Soldiering on

I dreamt last night that I lost Axel, in a crowd, couldn’t pick out his blue and black jacket – from then until I woke up I wandered around in my dream world, looking for him – the alarm brought him back to me. Small victories, huge relief.

During the workday I nearly got lost myself in the paper mass that accompanies the annual performance review process. Today the rubber hit the road as I gave my first ‘not met expectations’ judgment, quickly followed by two more. I knew I was going against the grain of this society which prefers politeness over honesty (as I see it) or, as they see it, over directness. What I considered blatant under performance was called ‘met expectations.’ People are hedging their bets. You never know what will happen in the future and so it is better to not make enemies – there are enough of them here already, why risk making more. Your underperforming colleague can one day become your boss.
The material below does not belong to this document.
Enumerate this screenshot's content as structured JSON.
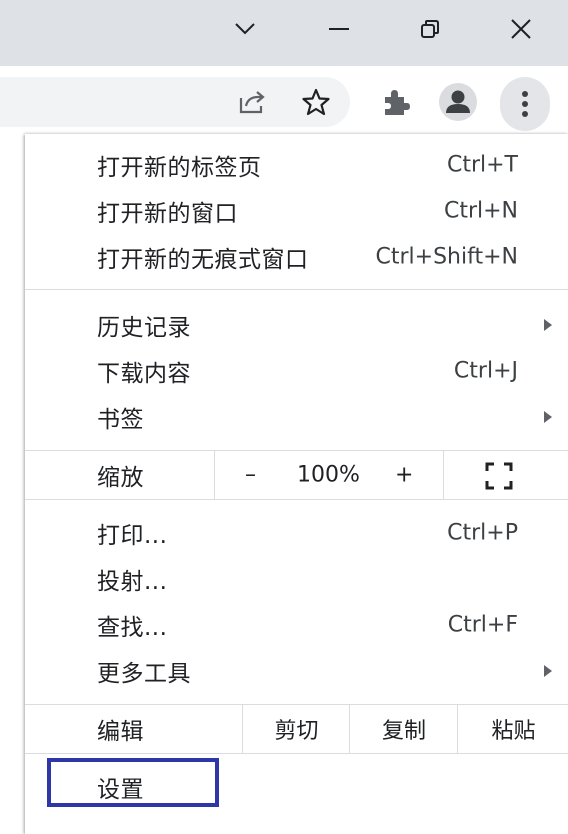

It is safer to say that a colleague met expectations and so I am finding the term ‘expectations’ rather meaningless; they are all over the map. Except those of my boss who I seemed to have disappointed. I think he expected some magic tricks from me about changing the behaviour of top officials – I am thinking as hard as I can how I can lead horses to water AND make them drink. So far I haven’t come up with anything good. It’s not for lack of trying.
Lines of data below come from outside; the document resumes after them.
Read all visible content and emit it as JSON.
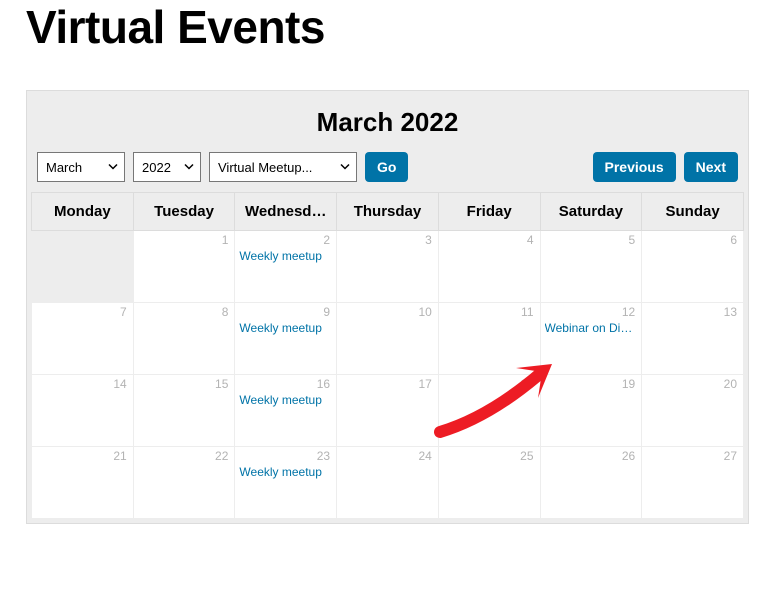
{
  "page": {
    "title": "Virtual Events"
  },
  "calendar": {
    "title": "March 2022",
    "month_select": "March",
    "year_select": "2022",
    "category_select": "Virtual Meetup...",
    "go_label": "Go",
    "prev_label": "Previous",
    "next_label": "Next",
    "day_headers": [
      "Monday",
      "Tuesday",
      "Wednesd…",
      "Thursday",
      "Friday",
      "Saturday",
      "Sunday"
    ],
    "weeks": [
      [
        {
          "num": "",
          "other": true
        },
        {
          "num": "1"
        },
        {
          "num": "2",
          "event": "Weekly meetup"
        },
        {
          "num": "3"
        },
        {
          "num": "4"
        },
        {
          "num": "5"
        },
        {
          "num": "6"
        }
      ],
      [
        {
          "num": "7"
        },
        {
          "num": "8"
        },
        {
          "num": "9",
          "event": "Weekly meetup"
        },
        {
          "num": "10"
        },
        {
          "num": "11"
        },
        {
          "num": "12",
          "event": "Webinar on Di…"
        },
        {
          "num": "13"
        }
      ],
      [
        {
          "num": "14"
        },
        {
          "num": "15"
        },
        {
          "num": "16",
          "event": "Weekly meetup"
        },
        {
          "num": "17"
        },
        {
          "num": "18"
        },
        {
          "num": "19"
        },
        {
          "num": "20"
        }
      ],
      [
        {
          "num": "21"
        },
        {
          "num": "22"
        },
        {
          "num": "23",
          "event": "Weekly meetup"
        },
        {
          "num": "24"
        },
        {
          "num": "25"
        },
        {
          "num": "26"
        },
        {
          "num": "27"
        }
      ]
    ]
  }
}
The paperwork and the performance interviews filled another 11 hour workday (but I am done now, with all 27 of them). As a result I have fallen hopelessly behind in processing emails, replying, deleting, reading and whatnot and have reached a point where I am not even trying anymore. Sometimes I am just trying to be too good, too efficient, too organized in a place that is all but that. It is also not something I am being judged on. I am being judged on whether the management and leadership capacity of people at the central and provincial ministry offices has improved. My biggest challenge, aside from doing just that, is figuring out how I could demonstrate that I have been successful, if ever I could.
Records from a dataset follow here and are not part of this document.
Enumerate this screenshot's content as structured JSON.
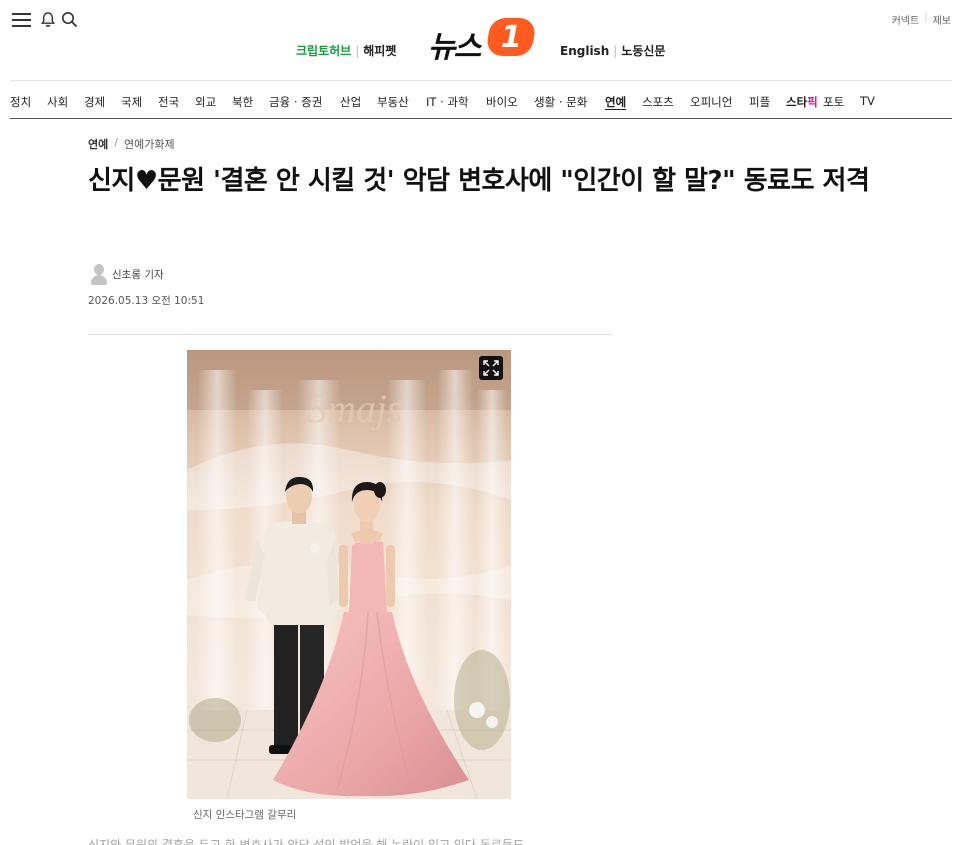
{
  "header": {
    "util_links": [
      "커넥트",
      "제보"
    ],
    "brand_left": {
      "krip": "크립토허브",
      "happy": "해피펫"
    },
    "logo": {
      "text": "뉴스",
      "badge": "1"
    },
    "brand_right": {
      "english": "English",
      "labor": "노동신문"
    }
  },
  "nav": {
    "items": [
      "정치",
      "사회",
      "경제",
      "국제",
      "전국",
      "외교",
      "북한",
      "금융 · 증권",
      "산업",
      "부동산",
      "IT · 과학",
      "바이오",
      "생활 · 문화",
      "연예",
      "스포츠",
      "오피니언",
      "피플",
      "스타",
      "포토",
      "TV"
    ],
    "star_suffix": "픽",
    "active": "연예"
  },
  "article": {
    "breadcrumb": {
      "category": "연예",
      "sub": "연예가화제"
    },
    "title": "신지♥문원 '결혼 안 시킬 것' 악담 변호사에 \"인간이 할 말?\" 동료도 저격",
    "reporter": "신초롱 기자",
    "date": "2026.05.13 오전 10:51",
    "photo_caption": "신지 인스타그램 갈무리",
    "photo_sign": "Smajs",
    "body_preview": "신지와 문원의 결혼을 두고 한 변호사가 악담 섞인 발언을 해 논란이 일고 있다 동료들도"
  },
  "colors": {
    "accent": "#ff5a1f",
    "krip": "#1a9a3a",
    "star": "#e0169e"
  }
}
I felt my frustrations mounting as the hours ticked by and the people wanting things from me (now) kept reminding me. But then, reading the local newspaper on the way home, everything was put right back in its place: ‘girls school bombed, 80% destroyed in Ghazni.’ ‘Governor and police chief in Nuristan not on post of months and selling food donations in the market for cheap, not only depriving the intended beneficiaries of their food but also undercutting farmers trying to sell their stuff at real cost.’ And someone doing work for us has been caught undermining the very ethical behaviour we are trying to model.

Although a war metaphor is not something I like to use, I can’t think of anything else than soldiering on.